Graduate School IPB (SPs - IPB) has been established for a long time and is believed to produce high quality graduates and highly competitive. However, based on existing data recaps, there are a small number of students who did not graduate, either resigned or Drop Out (DO). It needs to be handled by conducting a selection process for prospective students based on the profile and educational background S1. One of them by applying the method of classification K - Nearest Neighbor (KNN). The response variable used is the success status of the study of prospective students, ie graduated and not graduated. While the explanatory variables used are the profiles and educational background of prospective students. There is an imbalance of data in the data obtained, where the class does not pass much less than the passing class. This can reduce the value of classification accuracy in minority class (sensitivity). So that the handling of data imbalance by using resampling method, either in the form of Random Over Sampling (ROS), Random Under Sampling (RUS), and Random Over-Under Sampling (ROUS).

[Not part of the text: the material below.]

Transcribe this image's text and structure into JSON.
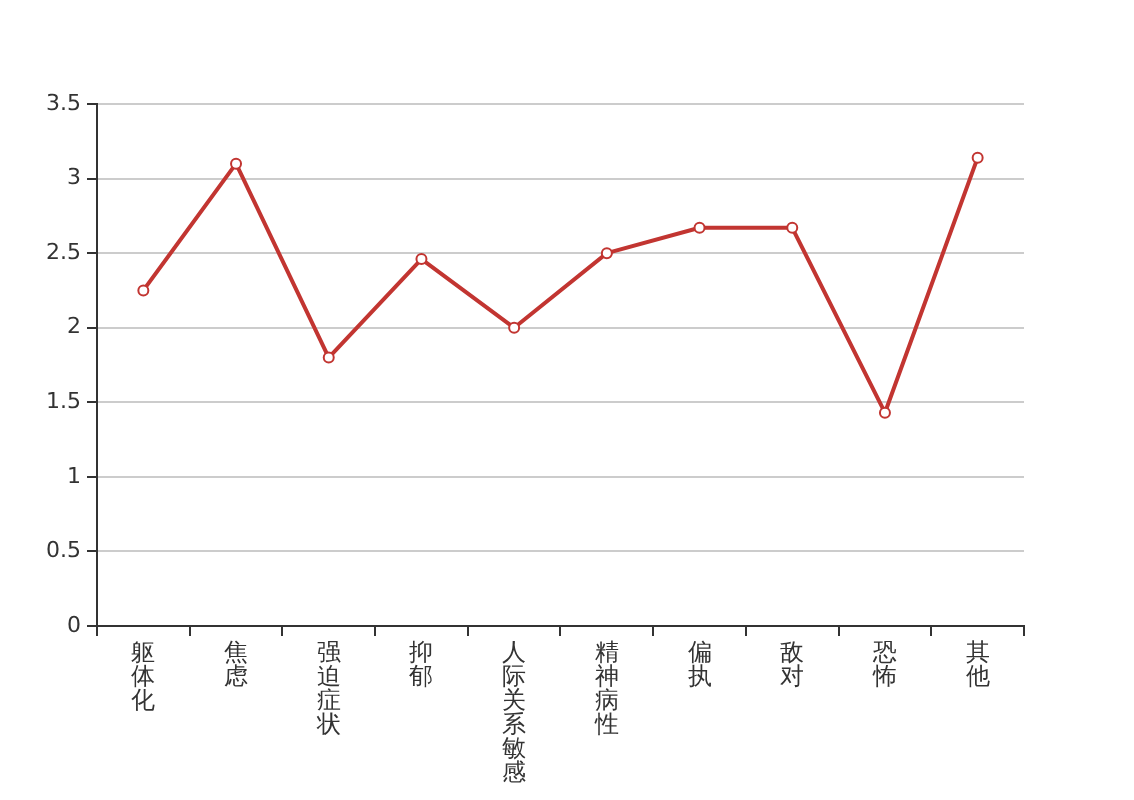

The result of comparison of evaluation result of KNN classification by using k = 1 to 6, resulted in greater sensitivity value when accompanied by the process of handling the data imbalance than without the process of handling the data imbalance, although the accuracy and specificity value becomes smaller. The greatest sensitivity value was obtained when applying the KNN classification method with k = 1, accompanied by the handling of data imbalance by the RUS method, with the mean and median sensitivity values of 0.89 and 0.90, respectively.